Regards croisés sur un cas de reprise collective et le soutien
Dans le contexte de cette étude, un cas de reprise a été sélectionné afin d’être documenté de façon approfondie. Pour ce faire, un repreneur et quatre accompagnateurs ont été rencontrés dans le cadre d’entretiens semi-dirigés portant spécifiquement sur ce cas. L’analyse reprend les divers thèmes utilisés pour analyser la reprise collective d’une entreprise tout au long de cette étude. Un constat important émerge de l’analyse de cette étude de cas, les acteurs de soutien ont une vision relativement uniforme de plusieurs phases du processus de reprise. La phase où d’importantes divergences apparaissent est celle de la négociation et plus particulièrement le défi de la réalisation du montage financier nécessaire pour mener à bien la reprise. C’est donc cette phase qui fait l’objet d’une analyse plus approfondie dans la présente étude de cas.

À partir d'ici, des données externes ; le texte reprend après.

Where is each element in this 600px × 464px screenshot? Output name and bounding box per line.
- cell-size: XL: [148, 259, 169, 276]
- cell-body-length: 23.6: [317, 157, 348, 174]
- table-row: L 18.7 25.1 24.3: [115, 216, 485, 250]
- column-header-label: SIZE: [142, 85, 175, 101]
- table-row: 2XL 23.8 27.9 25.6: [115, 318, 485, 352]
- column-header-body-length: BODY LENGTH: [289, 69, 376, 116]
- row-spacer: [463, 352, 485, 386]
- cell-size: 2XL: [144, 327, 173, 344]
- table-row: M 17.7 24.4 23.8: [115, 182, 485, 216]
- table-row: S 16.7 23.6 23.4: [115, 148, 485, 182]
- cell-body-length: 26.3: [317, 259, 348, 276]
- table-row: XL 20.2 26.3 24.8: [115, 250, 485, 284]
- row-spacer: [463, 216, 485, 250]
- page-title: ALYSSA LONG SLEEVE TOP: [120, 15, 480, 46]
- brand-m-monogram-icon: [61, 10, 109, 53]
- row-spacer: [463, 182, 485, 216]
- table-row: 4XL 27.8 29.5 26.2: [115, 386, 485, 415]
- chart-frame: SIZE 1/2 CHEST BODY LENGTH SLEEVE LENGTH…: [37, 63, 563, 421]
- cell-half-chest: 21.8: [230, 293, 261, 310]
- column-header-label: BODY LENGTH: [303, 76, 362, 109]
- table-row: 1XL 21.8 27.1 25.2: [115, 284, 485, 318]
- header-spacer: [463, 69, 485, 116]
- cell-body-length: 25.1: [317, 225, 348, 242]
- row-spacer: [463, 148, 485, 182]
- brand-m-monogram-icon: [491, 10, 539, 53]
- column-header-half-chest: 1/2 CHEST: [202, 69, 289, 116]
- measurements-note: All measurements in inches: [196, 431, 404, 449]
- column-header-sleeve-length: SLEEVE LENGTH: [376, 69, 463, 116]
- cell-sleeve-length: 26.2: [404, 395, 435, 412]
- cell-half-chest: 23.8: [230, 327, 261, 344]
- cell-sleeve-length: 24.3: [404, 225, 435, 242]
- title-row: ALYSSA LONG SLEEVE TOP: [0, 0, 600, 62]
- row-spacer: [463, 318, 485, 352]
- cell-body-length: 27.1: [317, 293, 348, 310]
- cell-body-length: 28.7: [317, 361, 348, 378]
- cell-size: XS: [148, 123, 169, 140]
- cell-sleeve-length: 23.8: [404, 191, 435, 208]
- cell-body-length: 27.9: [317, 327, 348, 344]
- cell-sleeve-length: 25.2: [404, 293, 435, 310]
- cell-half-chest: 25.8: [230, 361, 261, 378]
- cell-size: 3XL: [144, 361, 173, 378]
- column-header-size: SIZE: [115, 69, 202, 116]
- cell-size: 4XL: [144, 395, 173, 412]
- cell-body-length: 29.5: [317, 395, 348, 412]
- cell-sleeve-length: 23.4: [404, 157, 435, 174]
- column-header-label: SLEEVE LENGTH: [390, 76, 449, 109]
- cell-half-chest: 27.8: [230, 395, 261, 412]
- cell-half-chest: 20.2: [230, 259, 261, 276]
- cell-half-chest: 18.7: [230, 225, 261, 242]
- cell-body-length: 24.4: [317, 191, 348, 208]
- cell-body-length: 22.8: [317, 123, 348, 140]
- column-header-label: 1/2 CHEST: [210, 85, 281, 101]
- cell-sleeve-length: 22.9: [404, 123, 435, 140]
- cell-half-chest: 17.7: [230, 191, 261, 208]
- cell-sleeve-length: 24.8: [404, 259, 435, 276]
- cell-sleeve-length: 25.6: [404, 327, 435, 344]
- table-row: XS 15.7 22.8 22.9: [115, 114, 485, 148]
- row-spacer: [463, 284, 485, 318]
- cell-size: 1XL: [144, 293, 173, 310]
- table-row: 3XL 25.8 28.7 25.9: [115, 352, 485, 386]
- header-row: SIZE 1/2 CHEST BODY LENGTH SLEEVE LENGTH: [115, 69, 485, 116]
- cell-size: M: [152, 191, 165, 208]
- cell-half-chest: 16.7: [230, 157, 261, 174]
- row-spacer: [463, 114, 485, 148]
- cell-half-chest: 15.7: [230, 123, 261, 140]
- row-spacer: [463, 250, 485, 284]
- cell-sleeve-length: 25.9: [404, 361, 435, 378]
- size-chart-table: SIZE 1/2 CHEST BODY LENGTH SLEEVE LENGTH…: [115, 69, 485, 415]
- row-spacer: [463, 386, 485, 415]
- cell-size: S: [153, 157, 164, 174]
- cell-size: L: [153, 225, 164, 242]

3.1 Conclusion – étude de cas
L’élément principal qui émerge de cette étude de cas et des analyses effectuées par le biais des regards croisés de cinq acteurs impliqués est que la phase de la négociation, et plus spécifiquement la mise sur pied d’un montage financier complexe est l’étape la plus délicate du processus de reprise. L’arrimage entre divers types de fonds et acteurs financiers, les allers-retours incessants entre le cédant et les comités chargés d’évaluer le dossier et de proposer des solutions de financement, les accords et désaccords entre ces différents bailleurs de fonds ainsi que les importants efforts consentis par certains acteurs (principalement, le repreneur et l’acteur financier en économie sociale) marquent ce cas. En reprenant l’ensemble de ces éléments, on voit émerger une représentation relativement similaire de l’entreprise à céder (une entreprise importante pour la région, mais qui connait des difficultés financières), des repreneurs (promoteur motivé et compétent) et de l’entreprise après la reprise.
C’est donc lorsqu’il est question de la phase de négociations et plus particulièrement du montage financier qu’émergent des lectures différentes de la reprise. Ce cas et l’analyse réalisée permettent de mieux saisir cette phase délicate, comme en témoignent les représentations variées des enjeux identifiés par les participants. Ceci étant dit, deux consensus peuvent être identifiés, soit la complexité du montage financier lorsqu’il implique de nombreux acteurs subventionnaires et prêteurs ainsi que la difficulté à trouver les fonds appropriés pour boucler le montage financier de cette reprise collective.
Du côté des désaccords et dissensions, on voit surtout émerger deux tensions, une reliée au rôle des acteurs dans le processus de reprise et l’autre à la mécompréhension du financement d’un projet de reprise en économie sociale. Si le premier point est en partie dû à la posture subjective des acteurs interviewés, il permet quand même de comprendre que les perceptions des acteurs sont différentes et vont varier en fonction de leurs positions. Pour le repreneur et un des acteurs de soutien, il aurait été préférable que la MRC soit partie prenante du projet plus tôt dans le processus, alors que pour le représentant de la MRC, cette dernière s’est impliquée au moment opportun.
La seconde tension est plutôt liée aux modes possibles de reprise, d’un côté la reprise classique et de l’autre, la reprise en économie sociale. Alors que le représentant de la MRC et l’acteur financier classique affirment ne pas avoir de préférence particulière pour l’un ou l’autre des types de reprise, les acteurs en économie sociale soulignent les avantages de la reprise collective par rapport à la reprise classique. L’enjeu majeur lié à cette tension est la potentielle inadéquation des produits financiers des critères de financement des acteurs financiers classiques, leur mécompréhension des enjeux spécifiques aux entreprises d’économie sociale et surtout, les efforts importants que doivent déployer les acteurs de l’économie sociale (repreneurs, accompagnateurs et financiers) pour convaincre ou adapter les propositions faites par les acteurs financiers classiques. Considérant, de plus, l’inégalité des ressources entre les différentes régions du Québec, on perçoit, dans cet enjeu, un rôle important pour les acteurs de l’économie sociale, soit celui de ressource pivot pouvant mieux orienter les repreneurs tout en les soutenant dans les relations et négociations entre les divers acteurs financiers mobilisables dans un projet de reprise.